The Atik Mustafa Pascha Mosque ( Turkish Atik Mustafa Paşa Camii , also Hazreti Cabir Camii ) is a former Byzantine church in Istanbul that was rededicated as a mosque during the Ottoman Empire .

location

A smaller side apse and the minaret

The mosque is located in the Çember Sokağı in the Ayvansaray district in the Fatih district of Istanbul within the Theodosian Wall and not far from the Golden Horn .

history

The attribution of the church is unclear. For a long time the church was considered to be the Saint Peter and Mark Church, but this could not be proven and the assignment is considered unlikely. The church is now referred to as Saint Thekla of the Blachernen Palace , but this assignment is also unlikely. In the middle of the 9th century AD, Princess Thekla , the eldest daughter of the Byzantine emperor Theophilus , enlarged a small chapel dedicated to St. Thekla and was east of the church of the Blachernen Palace. Other sources claim that Thekla is said to have added a bedchamber to the palace, which also contained a chapel. However, this was hardly possible without blocking the entrance to the Blachernen Church. More recent ideas also see the possibility that the church could have been dedicated to St. Elias.

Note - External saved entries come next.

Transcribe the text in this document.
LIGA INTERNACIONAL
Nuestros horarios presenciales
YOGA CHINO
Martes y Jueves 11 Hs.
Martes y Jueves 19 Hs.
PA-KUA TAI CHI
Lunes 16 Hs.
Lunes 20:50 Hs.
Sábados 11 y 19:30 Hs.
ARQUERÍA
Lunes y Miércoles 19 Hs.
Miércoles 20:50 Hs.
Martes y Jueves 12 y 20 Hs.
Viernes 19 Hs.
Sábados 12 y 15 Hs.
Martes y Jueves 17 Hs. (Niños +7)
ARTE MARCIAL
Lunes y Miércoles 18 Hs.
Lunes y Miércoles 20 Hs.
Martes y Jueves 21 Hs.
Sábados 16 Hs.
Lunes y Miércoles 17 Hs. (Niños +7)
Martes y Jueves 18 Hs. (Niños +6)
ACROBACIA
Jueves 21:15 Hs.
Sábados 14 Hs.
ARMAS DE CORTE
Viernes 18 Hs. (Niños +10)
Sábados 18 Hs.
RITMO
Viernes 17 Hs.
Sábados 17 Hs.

In 1059 the Byzantine Emperor Isaac I built a larger church here to thank him for surviving a hunting accident. The church was known for its beauty, and Byzantine historian Anna Komnena reported that her mother Anna Dalassene often prayed here. After Constantinople was conquered by the Ottomans, the church was badly damaged in an earthquake in 1509 and the dome collapsed. The commander of the palace guard and later Grand Vizier Koca Mustafa Pascha had the damage repaired and converted the church into a mosque. Until the end of the 19th century, the mosque also had a hammam opposite the church. In 1692, Şatir Hasan Ağa built a fountain in front of the mosque. The mosque was badly damaged again in a major fire in the Balat district in 1729, but was rebuilt a few years later. The building was damaged again in an earthquake in 1894 and the minaret was destroyed, then reopened for church services in 1906 with a new minaret. The last major renovation took place in 1922. On this occasion, a marble Christian inscription was uncovered and taken to the Istanbul Archaeological Museum . In the southern apse is the Makam-Türbe of Jabir ibn Abdullah al-Ansari , a companion of the Prophet Mohammed , who died in 678 during the first siege of Constantinople (674-678) . This is where the Turkish name Hazreti Cabir Camii (German: Mosque of Saint Jabir) comes from .

architecture

The exterior of the mosque
View into the central apse with mihrab

The rectangular building is 15 meters wide and 17.5 meters long and the church hall was built over the plan of a Greek cross . The cross-domed church had three polygonal apses on the southeast side and a narthex on the northwest side. Galleries are missing. The dome without a drum is Ottoman, although the supporting arches and pillars are of Byzantine origin. The side arms of the cross with pastophorion , prothesis and diakonicon are covered by barrel vaults and connected by arches. The north and south walls on the ground floor are each decorated with three arches, which have a window in the lower area, three windows above and another window at the end. The roof, cornice and wooden narthex are Ottoman. Today the mihrab sits in the large central apse . For this, a window on the first floor was bricked up and a new window was broken through.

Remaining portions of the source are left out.